I'm not a lady, I'm a WOMAN; and your question is something that I have been dealing with for the past several months. After 25 years invested in a domestic partnership (after all gay people can't be legally married); I keep hearing the song, "Should I stay or should I go" playing in my head. I have gone as far as to call Senior Apartments and requesting applications. My daughter in Indiana wants me to come and live with her. I am having words said to me in a tone of voice that would NEVER be used on anyone else. I am so tired of it; but at almost 60, is it really worth it to pack up and leave? And darn the antidepressants~ I would love to have a good cry but the hot tears that I would like to feel on my cheeks just won't fall out of my eyes. My heart is with you baby.~Donna
• United States
2 Nov 07
Sounds like it is time to hit the door. You're a good woman and don't deserve that crap.
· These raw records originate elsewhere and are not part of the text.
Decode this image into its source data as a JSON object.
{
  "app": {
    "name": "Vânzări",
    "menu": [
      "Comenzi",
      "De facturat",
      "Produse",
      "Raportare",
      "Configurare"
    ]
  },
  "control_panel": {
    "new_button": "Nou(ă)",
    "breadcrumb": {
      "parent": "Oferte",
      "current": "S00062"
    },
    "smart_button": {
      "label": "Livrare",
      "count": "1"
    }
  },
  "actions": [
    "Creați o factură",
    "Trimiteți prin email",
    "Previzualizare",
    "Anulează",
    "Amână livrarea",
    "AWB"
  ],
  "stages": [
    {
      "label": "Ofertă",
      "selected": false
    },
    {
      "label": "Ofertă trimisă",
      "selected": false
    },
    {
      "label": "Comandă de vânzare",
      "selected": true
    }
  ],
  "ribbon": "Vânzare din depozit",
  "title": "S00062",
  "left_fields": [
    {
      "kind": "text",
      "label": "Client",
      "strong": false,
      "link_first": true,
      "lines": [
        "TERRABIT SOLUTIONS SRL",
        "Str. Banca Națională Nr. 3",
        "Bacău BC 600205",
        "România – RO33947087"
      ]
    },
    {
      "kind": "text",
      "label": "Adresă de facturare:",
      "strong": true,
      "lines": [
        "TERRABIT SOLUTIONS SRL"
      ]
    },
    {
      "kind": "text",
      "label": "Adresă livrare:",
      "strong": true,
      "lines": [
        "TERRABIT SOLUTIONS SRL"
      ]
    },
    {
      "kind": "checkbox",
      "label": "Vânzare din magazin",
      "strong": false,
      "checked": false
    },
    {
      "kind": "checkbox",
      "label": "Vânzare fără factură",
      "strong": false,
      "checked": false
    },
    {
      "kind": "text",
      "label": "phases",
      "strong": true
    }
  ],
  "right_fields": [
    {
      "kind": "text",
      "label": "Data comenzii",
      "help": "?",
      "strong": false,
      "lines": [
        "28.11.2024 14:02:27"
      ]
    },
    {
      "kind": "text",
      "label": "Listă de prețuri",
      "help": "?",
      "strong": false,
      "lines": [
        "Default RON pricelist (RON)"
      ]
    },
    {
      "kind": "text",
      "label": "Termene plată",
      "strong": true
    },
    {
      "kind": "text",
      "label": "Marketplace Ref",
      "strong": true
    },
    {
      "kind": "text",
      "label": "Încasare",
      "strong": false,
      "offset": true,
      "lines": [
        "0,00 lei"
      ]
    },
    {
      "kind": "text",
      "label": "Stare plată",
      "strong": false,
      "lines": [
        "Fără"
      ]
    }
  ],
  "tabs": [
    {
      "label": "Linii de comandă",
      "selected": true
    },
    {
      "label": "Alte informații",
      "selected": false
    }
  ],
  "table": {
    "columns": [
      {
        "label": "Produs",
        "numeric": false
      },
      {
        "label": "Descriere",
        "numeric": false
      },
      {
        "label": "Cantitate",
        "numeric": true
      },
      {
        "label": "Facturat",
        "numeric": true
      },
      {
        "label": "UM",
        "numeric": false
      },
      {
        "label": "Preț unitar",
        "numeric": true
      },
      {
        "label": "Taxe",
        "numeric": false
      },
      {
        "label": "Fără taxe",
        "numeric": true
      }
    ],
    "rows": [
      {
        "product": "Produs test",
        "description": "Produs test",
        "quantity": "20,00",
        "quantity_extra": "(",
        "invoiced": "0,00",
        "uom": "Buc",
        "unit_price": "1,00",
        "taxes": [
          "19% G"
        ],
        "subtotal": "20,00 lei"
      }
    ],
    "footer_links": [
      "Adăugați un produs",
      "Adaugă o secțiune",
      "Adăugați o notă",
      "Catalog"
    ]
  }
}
If it helps with your decision, I'm in Indiana. Come hang out with the Hoosiers in nowheresville, lol. Seriously tho, don't go feeling bad for me, this is an old post and the apology came to me shortly after I posted. It's never too late to be happy, if you're unhappy, it's time for a change of scenery, especially if this has been going on for a long time and doesn't look as if anything is going to change for the better. Are you speaking of the daughter you were having communication problems with a few months ago? If so, I'm really happy that door has reopened for you. You're totally welcomed with open arms in this state, Donna. Please do keep me posted, even if you need to do it via the pm service. I don't like--no I hate thinking about you being so unhappy. You're a good woman, Donna, and don't forget that. You deserve happiness...and thanks for reminding me to take my meds, btw.